- Relator(a)
- Ministra Maria Thereza de Assis Moura
- Órgão julgador
- Sexta Turma
- Data do julgamento
- 06/06/2013
- Data de publicação
- 14/06/2013
STJ – Acórdão, Rel. Ministra Maria Thereza de Assis Moura, Sexta Turma, j. 06/06/2013, p. 14/06/2013
HABEAS CORPUS. ART. 157, § 2.°, II, DO CÓDIGO PENAL. (1) IMPETRAÇÃO SUBSTITUTIVA DE RECURSO ESPECIAL. IMPROPRIEDADE DA VIA ELEITA. (2) PEDIDO DE DESCLASSIFICAÇÃO DO CRIME PARA A FORMA TENTADA. REVOLVIMENTO FÁTICO-PROBATÓRIO. INVIABILIDADE. WRIT NÃO CONHECIDO. (3) PENA-BASE. ACRÉSCIMO. FUNDAMENTAÇÃO IDÔNEA. (4) ATENUANTE DA MENORIDADE. PREPONDERÂNCIA. COMPENSAÇÃO COM A AGRAVANTE DA REINCIDÊNCIA. ILEGALIDADE MANIFESTA. WRIT NÃO CONHECIDO. ORDEM CONCEDIDA DE OFÍCIO. 1. É imperiosa a necessidade de racionalização do emprego do habeas corpus, em prestígio ao âmbito de cognição da garantia constitucional, e, em louvor à lógica do sistema recursal. In casu, foi impetrada indevidamente a ordem como substitutiva de recurso especial. 2. O mandamus se presta a sanar ilegalidade ou abuso de poder que resulte em coação ou ameaça à liberdade de locomoção. Não cabe nesta via estreita do writ revolvimento fático-probatório a ensejar a desclassificação do crime de roubo consumado para a forma tentada. (Precedentes). 3. A dosimetria é uma operação lógica, formalmente estruturada, de acordo com o princípio da individualização da pena.
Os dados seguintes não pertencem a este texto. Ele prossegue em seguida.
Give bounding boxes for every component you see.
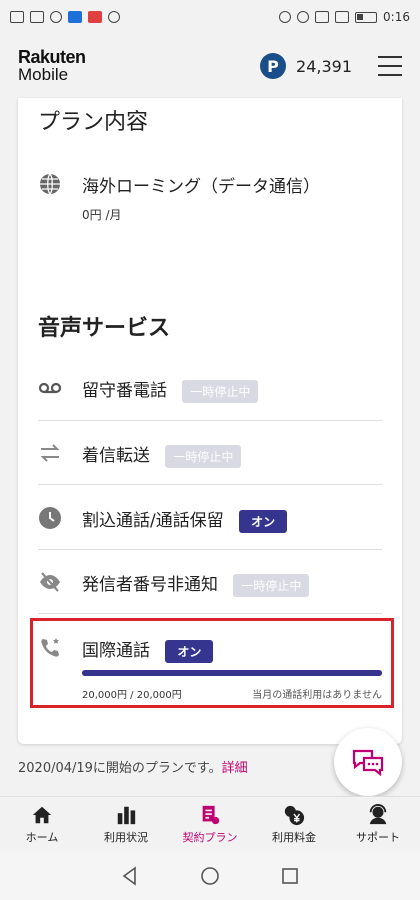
status-badge: 一時停止中: [233, 573, 310, 597]
divider: [38, 484, 382, 485]
usage-progress-fill: [82, 670, 382, 676]
plan-start-note: 2020/04/19に開始のプランです。詳細: [18, 761, 248, 776]
nav-contract-plan[interactable]: 契約プラン: [168, 797, 252, 852]
usage-progress-bar: [82, 670, 382, 676]
globe-icon: [40, 173, 60, 195]
hd-icon: [10, 11, 24, 23]
nav-charges[interactable]: 利用料金: [252, 797, 336, 852]
alarm-icon: [297, 11, 310, 23]
swap-arrows-icon: [40, 444, 60, 462]
status-bar: 0:16: [0, 0, 420, 34]
recents-icon[interactable]: [280, 866, 300, 886]
call-forwarding-label: 着信転送: [82, 446, 150, 466]
call-waiting-label: 割込通話/通話保留: [82, 511, 224, 531]
location-icon: [108, 11, 120, 23]
divider: [38, 420, 382, 421]
signal-icon: [30, 11, 44, 23]
usage-note: 当月の通話利用はありません: [252, 690, 382, 701]
nav-home[interactable]: ホーム: [0, 797, 84, 852]
wifi-icon: [50, 11, 62, 23]
eye-icon: [279, 11, 292, 23]
back-icon[interactable]: [120, 866, 140, 886]
eye-off-icon: [40, 572, 60, 592]
details-link[interactable]: 詳細: [222, 761, 248, 776]
chat-icon: [352, 749, 384, 777]
bottom-navigation: ホーム 利用状況 契約プラン 利用料金 サポート: [0, 796, 420, 852]
caller-id-label: 発信者番号非通知: [82, 575, 218, 595]
battery-icon: [355, 11, 378, 23]
system-navigation: [0, 852, 420, 900]
status-left-icons: [10, 11, 120, 23]
nav-support[interactable]: サポート: [336, 797, 420, 852]
rakuten-mobile-logo[interactable]: Rakuten Mobile: [18, 48, 86, 84]
usage-amount: 20,000円 / 20,000円: [82, 690, 182, 701]
roaming-price: 0円 /月: [82, 208, 122, 222]
huawei-icon: [88, 11, 102, 23]
clock-icon: [39, 507, 61, 529]
vibrate-icon: [335, 11, 350, 23]
voicemail-icon: [38, 382, 62, 394]
chat-button[interactable]: [334, 728, 402, 796]
home-icon: [32, 806, 52, 824]
voicemail-label: 留守番電話: [82, 381, 167, 401]
divider: [38, 613, 382, 614]
voice-section-title: 音声サービス: [38, 316, 171, 341]
bar-chart-icon: [117, 806, 136, 825]
international-call-label: 国際通話: [82, 641, 150, 661]
shield-icon: [68, 11, 82, 23]
points-icon: P: [260, 53, 287, 79]
hamburger-menu-button[interactable]: [378, 56, 402, 76]
bluetooth-icon: [315, 11, 330, 23]
nav-usage[interactable]: 利用状況: [84, 797, 168, 852]
status-badge: 一時停止中: [182, 379, 259, 403]
yen-icon: [284, 805, 305, 826]
roaming-label: 海外ローミング（データ通信）: [82, 177, 320, 197]
contract-icon: [202, 805, 220, 825]
status-badge: オン: [239, 509, 288, 533]
points-value: 24,391: [296, 56, 352, 76]
app-header: Rakuten Mobile P 24,391: [0, 34, 420, 98]
status-right-icons: 0:16: [279, 10, 410, 24]
points-display[interactable]: P 24,391: [260, 53, 352, 79]
plan-card: プラン内容 海外ローミング（データ通信） 0円 /月 音声サービス 留守番電話 …: [18, 98, 402, 744]
status-time: 0:16: [383, 10, 410, 24]
phone-star-icon: [41, 638, 59, 657]
home-nav-icon[interactable]: [200, 866, 220, 886]
status-badge: オン: [165, 639, 214, 663]
status-badge: 一時停止中: [165, 444, 242, 468]
plan-section-title: プラン内容: [38, 110, 149, 135]
support-icon: [369, 804, 387, 825]
divider: [38, 549, 382, 550]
Tal procedimento envolve profundo exame das condicionantes fáticas, sendo, em regra, vedado revê-lo em sede de habeas corpus (STF: HC 97677/PR, 1.ª Turma, rel. Min. Cármen Lúcia, 29.9.2009 - Informativo 561, 7 de outubro de 2009). Assim, a dosimetria somente pode ser aferida em sede de habeas corpus quando há ilegalidade patente, o que não se verifica na espécie, uma vez que a pena-base foi exasperada em razão da existência de elementos concretos relativos à conduta social, fato que revela um plus de reprovabilidade na conduta do paciente. 4. Há manifesta ilegalidade no tocante à dosimetria da pena, pois a atenuante da menoridade é preponderante, devendo ser compensada com a agravante da reincidência. (Precedentes). 5. Habeas corpus não conhecido. Ordem concedida de ofício para compensar a agravante da reincidência com a atenuante da menoridade relativa, tornando a pena definitiva no quantum de 6 (seis) anos de reclusão, mais 60 (sessenta) dias-multa, mantidos os demais termos da sentença e do acórdão. (HC n. 167.453/RJ, relatora Ministra Maria Thereza de Assis Moura, Sexta Turma, julgado em 6/6/2013, DJe de 14/6/2013.)